Adapun kajian dari Universitas Airlangga menyimpulkan, pilihan bentuk hukum haluan negara dapat dituangkan dalam bentuk ketetapan MPR atau undang-undang. Meski demikian produk hukum apapun yang dipilih jangan dijadikan alat untuk evaluasi dan pengawasan presiden yang berujung sebagai bentuk relasi yang menempatkan MPR lebih tinggi dari presiden. Oleh karena itu, menghidupkan kembali haluan negara sebagai konsensus bersama dapat dilakukan dengan batasan tidak dimaksudkan sebagai alat kontrol terhadap kekuasaan eksekutif, tetapi menjadi pedoman dalam perencanaan kebijakan dan program pembangunan oleh Presiden.
Sementara itu, kajian dari Universitas Sebelas Maret menyebutkan, perlunya penguatan tugas dan wewenang MPR sebagai lembaga negara. Menghidupkan kembali haluan negara dalam ketetapan MPR, disertai dengan sanksi melalui mekanisme pemakzulan, dengan memuat pola pembangunan yang berkelanjutan, merupakan formulasi ideal untuk dapat mendudukkan lagi eksistensi MPR sebagai lembaga negara yang fundamental.
Kajian Universitas Jenderal Soedirman juga menyimpulkan perlu dibentuk haluan negara atau nama lainnya yang dalam proses pembentukannya melibatkan DPR, DPD dan Presiden dan ditetapkan dengan Keputusan MPR. Adapun kajian Universitas Hasanuddin mengingatkan, kewenangan MPR dalam menetapkan haluan negara sifatnya harus berbeda dengan masa sebelum reformasi sehingga Presiden tidak terjebak pada pertanggungjawaban kepada MPR.
Revisi undang-undang
Pakar hukum tata negara dari Sekolah Tinggi Hukum Jentera, Bivitri Susanti, menilai, PPHN lebih baik diatur melalui undang-undang. Sebab, amendemen konstitusi dikhawatirkan disusupi kepentingan untuk penundaan pemilu dan perpanjangan masa jabatan presiden hingga tiga periode. Selain itu, ia melihat tidak ada momentum konstitusional saat ini karena rakyat tengah pusing memikirkan isu lain di depan mata, seperti langka dan mahalnya minyak goreng.

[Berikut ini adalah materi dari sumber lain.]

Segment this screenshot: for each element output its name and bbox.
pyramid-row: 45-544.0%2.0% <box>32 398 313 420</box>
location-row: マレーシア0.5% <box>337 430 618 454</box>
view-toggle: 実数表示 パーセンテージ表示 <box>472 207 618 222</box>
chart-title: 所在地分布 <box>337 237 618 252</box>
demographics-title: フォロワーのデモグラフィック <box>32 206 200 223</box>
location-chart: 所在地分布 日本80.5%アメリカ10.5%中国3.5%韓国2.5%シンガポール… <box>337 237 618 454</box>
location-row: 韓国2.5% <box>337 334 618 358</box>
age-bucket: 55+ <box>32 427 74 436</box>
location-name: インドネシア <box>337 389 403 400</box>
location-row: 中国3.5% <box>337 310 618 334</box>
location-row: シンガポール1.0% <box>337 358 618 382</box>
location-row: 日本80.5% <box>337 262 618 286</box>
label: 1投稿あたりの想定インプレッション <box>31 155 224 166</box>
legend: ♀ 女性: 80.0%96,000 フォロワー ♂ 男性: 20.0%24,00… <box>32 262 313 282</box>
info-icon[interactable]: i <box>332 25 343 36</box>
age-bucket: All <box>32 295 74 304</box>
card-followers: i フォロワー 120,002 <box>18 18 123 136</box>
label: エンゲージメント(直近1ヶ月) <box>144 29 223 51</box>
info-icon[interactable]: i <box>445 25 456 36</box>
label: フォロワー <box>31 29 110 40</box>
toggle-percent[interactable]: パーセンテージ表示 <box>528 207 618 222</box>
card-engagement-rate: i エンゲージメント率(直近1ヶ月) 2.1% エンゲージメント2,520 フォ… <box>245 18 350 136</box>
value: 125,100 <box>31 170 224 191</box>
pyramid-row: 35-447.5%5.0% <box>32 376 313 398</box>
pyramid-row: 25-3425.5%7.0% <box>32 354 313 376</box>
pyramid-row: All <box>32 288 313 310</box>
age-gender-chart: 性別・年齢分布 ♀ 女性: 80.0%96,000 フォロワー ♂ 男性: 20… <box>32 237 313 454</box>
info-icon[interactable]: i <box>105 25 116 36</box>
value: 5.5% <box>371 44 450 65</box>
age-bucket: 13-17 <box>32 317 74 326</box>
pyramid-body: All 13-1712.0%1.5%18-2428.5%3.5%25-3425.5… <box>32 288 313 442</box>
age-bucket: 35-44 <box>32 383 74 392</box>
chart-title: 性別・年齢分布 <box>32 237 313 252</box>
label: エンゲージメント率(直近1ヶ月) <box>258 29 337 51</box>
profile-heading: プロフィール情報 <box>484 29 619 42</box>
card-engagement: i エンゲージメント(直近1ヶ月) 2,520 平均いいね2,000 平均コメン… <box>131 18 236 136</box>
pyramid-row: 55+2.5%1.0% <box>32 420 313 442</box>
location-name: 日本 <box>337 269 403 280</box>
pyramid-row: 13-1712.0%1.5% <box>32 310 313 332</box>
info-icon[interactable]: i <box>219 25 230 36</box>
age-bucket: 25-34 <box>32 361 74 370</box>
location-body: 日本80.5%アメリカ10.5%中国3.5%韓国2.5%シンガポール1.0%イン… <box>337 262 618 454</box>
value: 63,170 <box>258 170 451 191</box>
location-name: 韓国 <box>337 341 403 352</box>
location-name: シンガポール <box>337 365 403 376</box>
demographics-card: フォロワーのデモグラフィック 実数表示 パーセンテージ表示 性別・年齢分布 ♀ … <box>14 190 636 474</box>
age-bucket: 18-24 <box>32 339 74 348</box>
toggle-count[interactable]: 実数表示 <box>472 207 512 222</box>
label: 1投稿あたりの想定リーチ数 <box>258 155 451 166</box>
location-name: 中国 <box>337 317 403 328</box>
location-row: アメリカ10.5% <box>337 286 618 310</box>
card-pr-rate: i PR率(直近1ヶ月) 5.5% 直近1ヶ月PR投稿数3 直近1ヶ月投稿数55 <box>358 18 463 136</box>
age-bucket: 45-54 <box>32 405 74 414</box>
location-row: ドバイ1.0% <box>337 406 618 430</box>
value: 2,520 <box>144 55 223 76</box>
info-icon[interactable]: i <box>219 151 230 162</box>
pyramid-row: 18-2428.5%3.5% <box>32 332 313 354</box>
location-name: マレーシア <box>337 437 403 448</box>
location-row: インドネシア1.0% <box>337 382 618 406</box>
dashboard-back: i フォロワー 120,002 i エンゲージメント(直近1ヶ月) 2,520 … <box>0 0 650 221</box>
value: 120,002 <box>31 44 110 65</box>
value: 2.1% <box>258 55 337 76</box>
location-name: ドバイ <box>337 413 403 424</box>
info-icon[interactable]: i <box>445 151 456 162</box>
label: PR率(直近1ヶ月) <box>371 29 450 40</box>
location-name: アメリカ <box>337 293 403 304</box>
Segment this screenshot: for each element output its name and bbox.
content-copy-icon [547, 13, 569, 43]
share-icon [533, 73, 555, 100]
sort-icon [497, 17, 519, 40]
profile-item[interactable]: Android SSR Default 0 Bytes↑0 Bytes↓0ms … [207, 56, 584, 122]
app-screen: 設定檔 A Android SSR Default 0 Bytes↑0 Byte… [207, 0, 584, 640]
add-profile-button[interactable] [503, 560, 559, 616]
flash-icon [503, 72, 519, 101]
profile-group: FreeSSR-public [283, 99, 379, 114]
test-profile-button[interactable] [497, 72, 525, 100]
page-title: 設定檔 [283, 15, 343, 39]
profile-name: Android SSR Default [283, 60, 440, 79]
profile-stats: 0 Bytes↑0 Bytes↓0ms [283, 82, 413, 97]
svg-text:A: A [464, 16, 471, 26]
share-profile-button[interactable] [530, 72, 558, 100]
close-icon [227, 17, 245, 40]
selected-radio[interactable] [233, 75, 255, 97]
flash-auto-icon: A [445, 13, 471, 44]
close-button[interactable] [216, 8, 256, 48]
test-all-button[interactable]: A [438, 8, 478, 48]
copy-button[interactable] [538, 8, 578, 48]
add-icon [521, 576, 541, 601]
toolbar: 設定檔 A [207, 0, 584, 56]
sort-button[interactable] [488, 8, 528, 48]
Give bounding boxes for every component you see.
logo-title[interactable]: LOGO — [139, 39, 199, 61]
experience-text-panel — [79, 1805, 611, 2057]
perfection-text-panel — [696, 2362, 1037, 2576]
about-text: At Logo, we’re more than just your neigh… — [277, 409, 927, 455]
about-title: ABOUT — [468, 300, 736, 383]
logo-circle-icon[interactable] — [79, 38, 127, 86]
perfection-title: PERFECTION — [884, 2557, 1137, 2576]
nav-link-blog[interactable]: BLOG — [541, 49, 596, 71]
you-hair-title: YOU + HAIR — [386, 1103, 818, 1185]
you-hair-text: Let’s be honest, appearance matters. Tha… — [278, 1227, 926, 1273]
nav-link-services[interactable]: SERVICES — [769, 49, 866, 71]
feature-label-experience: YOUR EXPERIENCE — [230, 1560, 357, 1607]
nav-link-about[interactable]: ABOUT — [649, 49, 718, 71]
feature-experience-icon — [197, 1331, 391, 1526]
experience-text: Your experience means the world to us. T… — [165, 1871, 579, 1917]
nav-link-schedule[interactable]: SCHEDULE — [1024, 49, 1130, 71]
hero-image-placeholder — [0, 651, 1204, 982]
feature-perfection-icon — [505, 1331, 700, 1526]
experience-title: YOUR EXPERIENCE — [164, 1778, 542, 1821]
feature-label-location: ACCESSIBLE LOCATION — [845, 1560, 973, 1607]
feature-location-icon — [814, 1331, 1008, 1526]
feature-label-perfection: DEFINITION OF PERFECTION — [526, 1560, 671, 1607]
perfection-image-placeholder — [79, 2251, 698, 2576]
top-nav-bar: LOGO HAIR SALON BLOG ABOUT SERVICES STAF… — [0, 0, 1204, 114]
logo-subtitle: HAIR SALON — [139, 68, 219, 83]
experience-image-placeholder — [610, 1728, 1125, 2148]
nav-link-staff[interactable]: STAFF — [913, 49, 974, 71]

Baca juga: Sejarah Konstitusi di Indonesia: Dari Lahirnya UUD 1945 Hingga Amendemen
”Kalau memang ada keinginan mengubah secara struktural di level undang-undang saja. Partisipasi publik bisa lebih maksimal sebab proses legislasi sebenarnya lebih partisipatif dari amendemen,” ujar Bivitri.
Jalan undang-undang yang dimaksudnya adalah melalui revisi Undang-Undang Nomor 25 Tahun 2004 tentang Sistem Perencanaan Pembangunan Nasional dan Undang-Undang Nomor 17 Tahun 2007 tentang Rencana Pembangunan Jangka Panjang. Selain bisa memastikan unsur partisipasi, publik juga bisa lebih mengawasi jalannya pembahasan karena isunya spesifik sehingga kemungkinan masuknya isu lain cukup kecil.
Bahkan, jika ada kekhawatiran soal keberlanjutan pembangunan setelah era Presiden Joko Widodo, pemerintah dan DPR bisa mengusulkan revisi kedua undang-undang tersebut sebelum periode pemerintahan saat ini berakhir pada 2024. ”Jadi siapa pun pengganti Jokowi, pembangunan nasional bisa lebih terkontrol,” ujarnya.